For actuarial work, this points to a clear shift: actuaries will be valued not only for technical modeling, but also for shaping reliable human-AI interaction in pricing, reserving, capital management, and claims-related decisions. Deloitte finds that only 14% of leaders feel adept at designing human-AI interactions, while 59% are still pursuing a mainly technology-focused AI approach. The study indicates that this approach tends to generate weaker AI returns than a human-centered one. In high-stakes functions such as insurance, this is especially relevant because 60% of executives already use AI to support decisions, yet only 5% say their organizations are leading in governing AI-supported decision-making.

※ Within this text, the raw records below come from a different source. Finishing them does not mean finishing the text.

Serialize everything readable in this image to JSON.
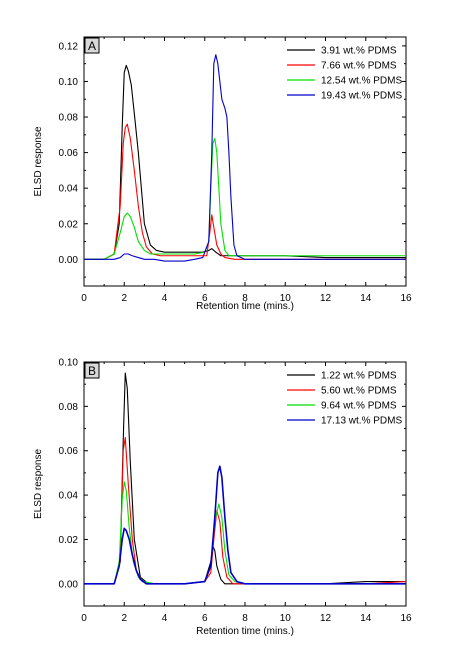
{
  "chart_data": [
    {
      "type": "line",
      "panel_label": "A",
      "xlabel": "Retention time (mins.)",
      "ylabel": "ELSD response",
      "xlim": [
        0,
        16
      ],
      "ylim": [
        -0.015,
        0.125
      ],
      "x_ticks": [
        "0",
        "2",
        "4",
        "6",
        "8",
        "10",
        "12",
        "14",
        "16"
      ],
      "y_ticks": [
        "0.00",
        "0.02",
        "0.04",
        "0.06",
        "0.08",
        "0.10",
        "0.12"
      ],
      "legend_position": "top-right",
      "series": [
        {
          "name": "3.91 wt.% PDMS",
          "color": "#000000",
          "x": [
            0,
            1.0,
            1.5,
            1.75,
            1.9,
            2.0,
            2.1,
            2.2,
            2.35,
            2.5,
            2.7,
            2.85,
            3.0,
            3.3,
            3.6,
            4,
            5,
            5.9,
            6.2,
            6.35,
            6.55,
            6.8,
            7.2,
            8,
            10,
            12,
            14,
            16
          ],
          "y": [
            0.0,
            0.0,
            0.003,
            0.02,
            0.075,
            0.105,
            0.109,
            0.106,
            0.098,
            0.082,
            0.06,
            0.04,
            0.02,
            0.008,
            0.005,
            0.004,
            0.004,
            0.004,
            0.005,
            0.006,
            0.004,
            0.002,
            0.002,
            0.002,
            0.002,
            0.001,
            0.001,
            0.001
          ]
        },
        {
          "name": "7.66 wt.% PDMS",
          "color": "#ff0000",
          "x": [
            0,
            1.0,
            1.5,
            1.8,
            1.95,
            2.05,
            2.15,
            2.3,
            2.5,
            2.7,
            2.9,
            3.1,
            3.4,
            3.8,
            4.5,
            5.5,
            6.1,
            6.25,
            6.35,
            6.45,
            6.6,
            6.8,
            7.0,
            7.5,
            8,
            10,
            12,
            14,
            16
          ],
          "y": [
            0.0,
            0.0,
            0.003,
            0.03,
            0.065,
            0.074,
            0.076,
            0.068,
            0.05,
            0.03,
            0.015,
            0.007,
            0.003,
            0.002,
            0.002,
            0.002,
            0.002,
            0.015,
            0.025,
            0.018,
            0.008,
            0.003,
            0.001,
            0.0,
            0.0,
            0.0,
            0.0,
            0.0,
            0.0
          ]
        },
        {
          "name": "12.54 wt.% PDMS",
          "color": "#00e000",
          "x": [
            0,
            1.0,
            1.5,
            1.8,
            2.0,
            2.15,
            2.3,
            2.5,
            2.7,
            3.0,
            3.3,
            3.8,
            4.5,
            5.0,
            5.5,
            6.0,
            6.2,
            6.3,
            6.4,
            6.5,
            6.6,
            6.7,
            6.8,
            7.0,
            7.2,
            7.5,
            8,
            10,
            12,
            14,
            16
          ],
          "y": [
            0.0,
            0.0,
            0.003,
            0.015,
            0.024,
            0.026,
            0.024,
            0.018,
            0.01,
            0.005,
            0.003,
            0.003,
            0.003,
            0.003,
            0.003,
            0.004,
            0.01,
            0.04,
            0.065,
            0.068,
            0.06,
            0.04,
            0.02,
            0.005,
            0.002,
            0.002,
            0.002,
            0.002,
            0.002,
            0.002,
            0.002
          ]
        },
        {
          "name": "19.43 wt.% PDMS",
          "color": "#0000cc",
          "x": [
            0,
            1.0,
            1.5,
            1.8,
            2.0,
            2.2,
            2.4,
            2.7,
            3.0,
            3.5,
            4,
            5,
            5.5,
            5.9,
            6.2,
            6.35,
            6.45,
            6.55,
            6.65,
            6.75,
            6.85,
            7.0,
            7.1,
            7.2,
            7.3,
            7.45,
            7.6,
            8,
            10,
            12,
            14,
            16
          ],
          "y": [
            0.0,
            0.0,
            0.0,
            0.001,
            0.003,
            0.003,
            0.002,
            0.001,
            0.0,
            0.0,
            -0.001,
            -0.001,
            0.0,
            0.001,
            0.01,
            0.06,
            0.11,
            0.115,
            0.11,
            0.1,
            0.09,
            0.085,
            0.08,
            0.06,
            0.035,
            0.008,
            0.002,
            0.0,
            0.0,
            0.0,
            0.0,
            0.0
          ]
        }
      ]
    },
    {
      "type": "line",
      "panel_label": "B",
      "xlabel": "Retention time (mins.)",
      "ylabel": "ELSD response",
      "xlim": [
        0,
        16
      ],
      "ylim": [
        -0.01,
        0.1
      ],
      "x_ticks": [
        "0",
        "2",
        "4",
        "6",
        "8",
        "10",
        "12",
        "14",
        "16"
      ],
      "y_ticks": [
        "0.00",
        "0.02",
        "0.04",
        "0.06",
        "0.08",
        "0.10"
      ],
      "legend_position": "top-right",
      "series": [
        {
          "name": "1.22 wt.% PDMS",
          "color": "#000000",
          "x": [
            0,
            1.5,
            1.8,
            1.95,
            2.05,
            2.15,
            2.3,
            2.5,
            2.8,
            3.2,
            4,
            5,
            6.0,
            6.3,
            6.4,
            6.5,
            6.6,
            6.8,
            7.0,
            7.5,
            8,
            10,
            12,
            14,
            16
          ],
          "y": [
            0.0,
            0.0,
            0.01,
            0.065,
            0.095,
            0.088,
            0.055,
            0.02,
            0.003,
            0.0,
            0.0,
            0.0,
            0.001,
            0.01,
            0.017,
            0.015,
            0.008,
            0.002,
            0.0,
            0.0,
            0.0,
            0.0,
            0.0,
            0.001,
            0.001
          ]
        },
        {
          "name": "5.60 wt.% PDMS",
          "color": "#ff0000",
          "x": [
            0,
            1.5,
            1.8,
            1.95,
            2.05,
            2.2,
            2.4,
            2.6,
            2.9,
            3.3,
            4,
            5,
            6.0,
            6.3,
            6.45,
            6.6,
            6.75,
            6.9,
            7.1,
            7.4,
            8,
            10,
            12,
            14,
            16
          ],
          "y": [
            0.0,
            0.0,
            0.01,
            0.06,
            0.066,
            0.045,
            0.02,
            0.006,
            0.001,
            0.0,
            0.0,
            0.0,
            0.001,
            0.005,
            0.02,
            0.033,
            0.028,
            0.012,
            0.003,
            0.0,
            0.0,
            0.0,
            0.0,
            0.0,
            0.001
          ]
        },
        {
          "name": "9.64 wt.% PDMS",
          "color": "#00e000",
          "x": [
            0,
            1.5,
            1.75,
            1.9,
            2.0,
            2.1,
            2.25,
            2.45,
            2.7,
            3.0,
            3.5,
            4,
            5,
            6.0,
            6.3,
            6.5,
            6.7,
            6.85,
            7.0,
            7.2,
            7.5,
            8,
            10,
            12,
            14,
            16
          ],
          "y": [
            0.0,
            0.0,
            0.01,
            0.038,
            0.046,
            0.042,
            0.025,
            0.01,
            0.003,
            0.001,
            0.0,
            0.0,
            0.0,
            0.001,
            0.008,
            0.028,
            0.036,
            0.03,
            0.015,
            0.004,
            0.001,
            0.0,
            0.0,
            0.0,
            0.0,
            0.0
          ]
        },
        {
          "name": "17.13 wt.% PDMS",
          "color": "#0000cc",
          "x": [
            0,
            1.5,
            1.75,
            1.9,
            2.0,
            2.1,
            2.25,
            2.4,
            2.6,
            2.8,
            3.1,
            3.5,
            4,
            5,
            6.0,
            6.3,
            6.5,
            6.65,
            6.75,
            6.85,
            7.0,
            7.15,
            7.3,
            7.6,
            8,
            10,
            12,
            14,
            16
          ],
          "y": [
            0.0,
            0.0,
            0.008,
            0.02,
            0.025,
            0.024,
            0.02,
            0.013,
            0.006,
            0.002,
            0.0,
            0.0,
            0.0,
            0.0,
            0.001,
            0.008,
            0.03,
            0.05,
            0.053,
            0.048,
            0.03,
            0.015,
            0.005,
            0.001,
            0.0,
            0.0,
            0.0,
            0.0,
            0.0
          ]
        }
      ]
    }
  ]
}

For insurance companies, the report suggests that the central challenge is not just adopting AI faster, but building trust, governance, and the right culture around it. Only 5% of organizations are making great progress in improving the quality and trustworthiness of work and workforce data, even though weak data authenticity can affect brand, finances, and operations. That is highly relevant for insurers, where underwriting, claims, fraud detection, and reserving depend on robust data and accountable decisions. Deloitte also highlights cultural barriers: 34% of organizations already see culture as a direct inhibitor of AI transformation, 65% believe culture must change significantly because of AI, but only 5% report strong progress.

This creates new requirements for actuaries. Alongside technical excellence, they will need stronger AI literacy, sound judgment on when human override is necessary and closer collaboration with data, risk, compliance, IT, and business functions. The report also signals a learning challenge: only 27% of respondents think their organizations manage change effectively, and just 8% say they are highly effective at meeting continuous learning needs. For actuarial professionals, remaining relevant will therefore mean combining quantitative expertise with governance, explainability, adaptability, and cross-functional decision support.

Looking ahead, the direction is clear: AI will become more deeply embedded in decisions and operating models, but competitive advantage will come from how well organizations orchestrate human expertise around it. Deloitte cites a projection that, by 2027, half of business decisions could be augmented or automated by AI agents. At the same time, 49% of leaders say digital twins will matter for success, and 52% say using AI to monitor signals of change and trigger action will be important over the next three years. For actuaries, this suggests a future role less focused on producing calculations in isolation and more on validating data, mastering model use, translating outputs into accountable business decisions, and safeguarding trust in an increasingly automated insurance environment.